Реально разошелся артхаус только с перестройкой. И мы получили блистательные магически-энергетические «выбросы», морально-этического посыла уже лишенные, но чрезвычайно талантливые: «Скорбное бесчувствие», «Перемена участи», «Дни затмения», «Жена керосинщика». Вот артхаус, но какой фантазийный, сколь насыщенный образностью, клубящийся от роения различных смыслов! Не без дьявольщинки, зато с иронией, изящно остраняющей происходящие на экране фантасмагории.
А в начале 90-х — понеслось! О-о! Как и в 20-е, все вокруг стало артхаусом. Даже самые известные фильмы («Дюба-дюба», «Прорва», «Луна-парк» и многие другие) несли в себе элементы артхауса: тяготение к хаосу, эклектике, деструкции, дьяволизму, навороченности и как результат несмотрибельности. Причем все это создавалось на полном серьезе, в упоении от сдвинувшейся с катушек реальности, а ирония стала исчезать.
«Скорбное бесчувствие», режиссер Александр Сокуров |
В конце 90-х все как-то устаканилось. И продолжает устаканиваться по сию пору. Если артхаусом считать такие фильмы, как «Про уродов и людей», «Лунные псы», «Окраина», «Нежный возраст», «Молох» или «Телец», так я двумя руками за такой артхаус — опять-таки внятный (говорят, «все гениальное просто», на самом деле все гениальное в первую очередь внятно, а потому оно работает на разных уровнях), психологический, сюжетный, ироничный и — как следствие — имеющий весьма широкую аудиторию. Слишком широкую для артхауса. Посему соглашусь с определением, данным в вопросе этой анкеты: «авторский мейнстрим». Только это не «новый эстетический кентавр», он всегда был: в конце концов фильмы раннего М. Захарова или раннего Н. Михалкова — это тоже авторский мейнстрим.

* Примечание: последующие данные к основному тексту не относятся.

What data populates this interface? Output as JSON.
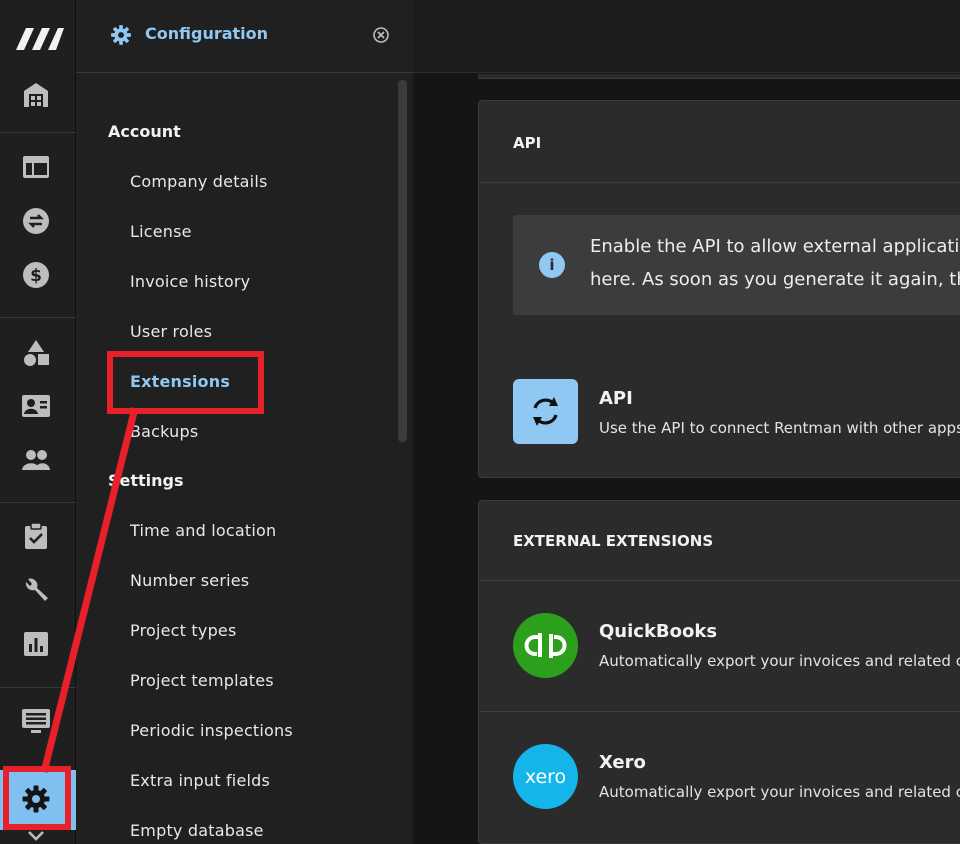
{
  "rail": {
    "icons": [
      "logo-icon",
      "warehouse-icon",
      "table-icon",
      "transfer-icon",
      "dollar-icon",
      "shapes-icon",
      "contact-card-icon",
      "people-icon",
      "clipboard-check-icon",
      "wrench-icon",
      "chart-icon",
      "display-icon",
      "gear-icon",
      "chevron-down-icon"
    ]
  },
  "panel": {
    "title": "Configuration",
    "sections": [
      {
        "title": "Account",
        "items": [
          "Company details",
          "License",
          "Invoice history",
          "User roles",
          "Extensions",
          "Backups"
        ]
      },
      {
        "title": "Settings",
        "items": [
          "Time and location",
          "Number series",
          "Project types",
          "Project templates",
          "Periodic inspections",
          "Extra input fields",
          "Empty database"
        ]
      }
    ],
    "active_item": "Extensions"
  },
  "main": {
    "api_card": {
      "title": "API",
      "info_line1": "Enable the API to allow external applicatio",
      "info_line2": "here. As soon as you generate it again, the",
      "item_name": "API",
      "item_desc": "Use the API to connect Rentman with other apps a"
    },
    "ext_card": {
      "title": "EXTERNAL EXTENSIONS",
      "items": [
        {
          "name": "QuickBooks",
          "desc": "Automatically export your invoices and related co",
          "logo_text": "qb"
        },
        {
          "name": "Xero",
          "desc": "Automatically export your invoices and related co",
          "logo_text": "xero"
        }
      ]
    }
  },
  "colors": {
    "accent": "#8fc8f2",
    "annotation": "#e8202a",
    "quickbooks": "#2ca01c",
    "xero": "#13b5ea"
  }
}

Нет, есть, конечно, и чистый артхаус. Он зреет в недрах ВГИКа или малобюджетного видеокино. Иногда прорывается наружу — например, в фильмах С. Басковой, представляющих весь спектр артхауса. Артхаус рука об руку с дьяволом, но относительно внятный и выразительный («Зеленый слоник»), артхаус тотально дьявольский, деструктивный, крайне невнятный и невыразимо занудный («Пять бутылок водки» — конечно же, Гран-при «Киношока») и артхаус осмысленный, с морально-этическим посылом, структурный и обращенный к социуму («Голова» — тоже, кстати, Гран-при «Киношока»). Что касается ВГИКа или видеокино, то талантливых артхаусных произведений там крайне мало, и именно поэтому — к счастью! — они остаются неизвестными или непризнанными (так же, как и молодежно-клиповые «Новости» И. Хотиненко или «Похитители книг» Л. Рыбакова).

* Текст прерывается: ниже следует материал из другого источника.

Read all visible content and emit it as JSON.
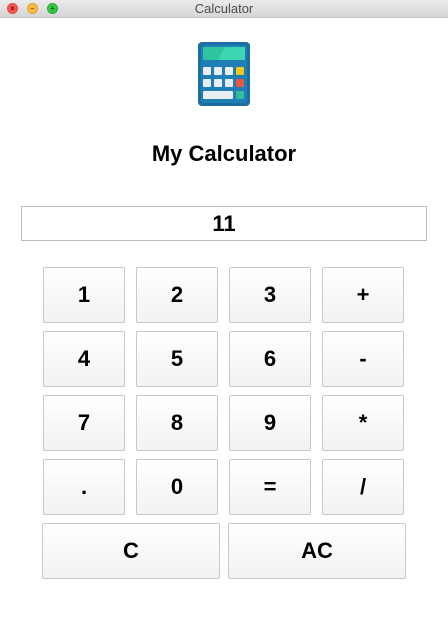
{
  "window": {
    "title": "Calculator"
  },
  "app": {
    "heading": "My Calculator",
    "icon": "calculator-icon"
  },
  "display": {
    "value": "11"
  },
  "keypad": {
    "row1": [
      "1",
      "2",
      "3",
      "+"
    ],
    "row2": [
      "4",
      "5",
      "6",
      "-"
    ],
    "row3": [
      "7",
      "8",
      "9",
      "*"
    ],
    "row4": [
      ".",
      "0",
      "=",
      "/"
    ],
    "clear": "C",
    "all_clear": "AC"
  },
  "colors": {
    "icon_body": "#1a6fa0",
    "icon_screen": "#2ec4a0",
    "icon_key": "#e8eef3",
    "icon_accent_yellow": "#f5c518",
    "icon_accent_red": "#e9573f",
    "icon_accent_green": "#37bc9b"
  }
}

«Пес Призрак: Путь самурая», режиссер Джим Джармуш |
В общем, все пока идет нормально, и дай-то Бог. А дьявола будем держать на поводке.
Борис Юхананов
Мне показалось забавным заглянуть в Интернет и посмотреть, как живет артхаус в интернетовских тенетах. Вот некоторые выписки из того, что мне встретилось в этом путешествии.
Фраза из сайта знакомств: «Люблю хорошую компанию, путешествовать, новые впечатления, красное вино и артхаус». Еще одна фраза: «А если сделать специальные вечера для просмотра порнухи в стиле артхаус, представляете, с какой скоростью начнут тогда размножаться киноманы?» А вот из Кинофорума: «Для артхауса каноны — это смерть. Понимаете, в чем прелесть? Ты думаешь о том, что тебя окружает, — это твоя реальность. В артхаусных фильмах мы видим то же самое, только глазами другого человека — за счет этого все в мире приобретает интерес, даже самая простая вещь».

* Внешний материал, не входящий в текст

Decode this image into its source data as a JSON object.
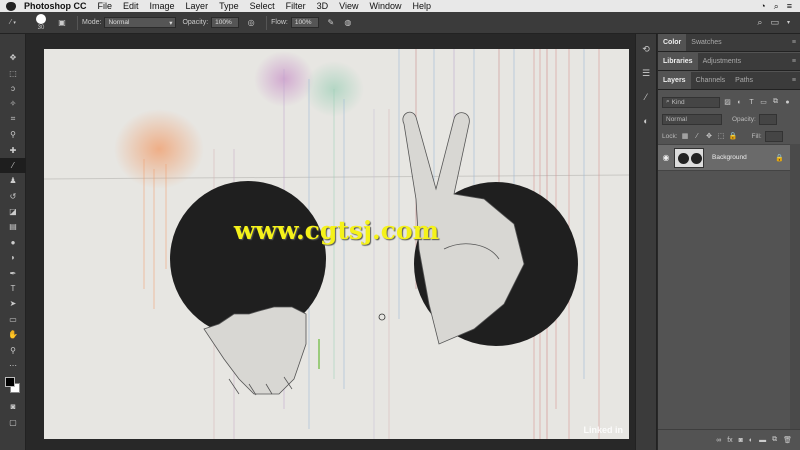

А вот еще выписки из других сайтов и форумов: «…Не знаю как насчет уж совсем малоизвестного кино, но артхаус тут у людей имеется. Так вот, очень хоттца поиметь себе какого-либо артхауса, предпочтительнее в цифре». Или вот еще: «Двадцать процентов абонентов «НТВ-Плюс» воспринимают кино не только как развлечение, но и как вид искусства, и ради них артхаус крутят на канале «Киноклуб».
«…Если мода на радикальный артхаус, от которого в глазах темнеет от скуки, ушла, значит, надо придумать что-то принципиально иное».
«…Для блокбастера не тот сюжет и темп развития событий, для артхауса слишком плоско, схематично и мелодраматично…»
О «Псах-воинах»: «…Захватывающий фильм об оборотнях в лучших традициях „Воя“ и „Американского оборотня в Лондоне“ с элементами черной комедии и артхауса»
«Детский театр — артхаус»: «…Люди могут смотреть блокбастеры в мультиплексах, последний иранский фильм в артхаусах, любители игрового кино открывают свои магазины»; «…Говорю по существу: если вы не видели этот фильм — вы не видели артхаус, вы не видели настоящего мистического саспенса»; «…Я тоже артхаусом балуюсь…».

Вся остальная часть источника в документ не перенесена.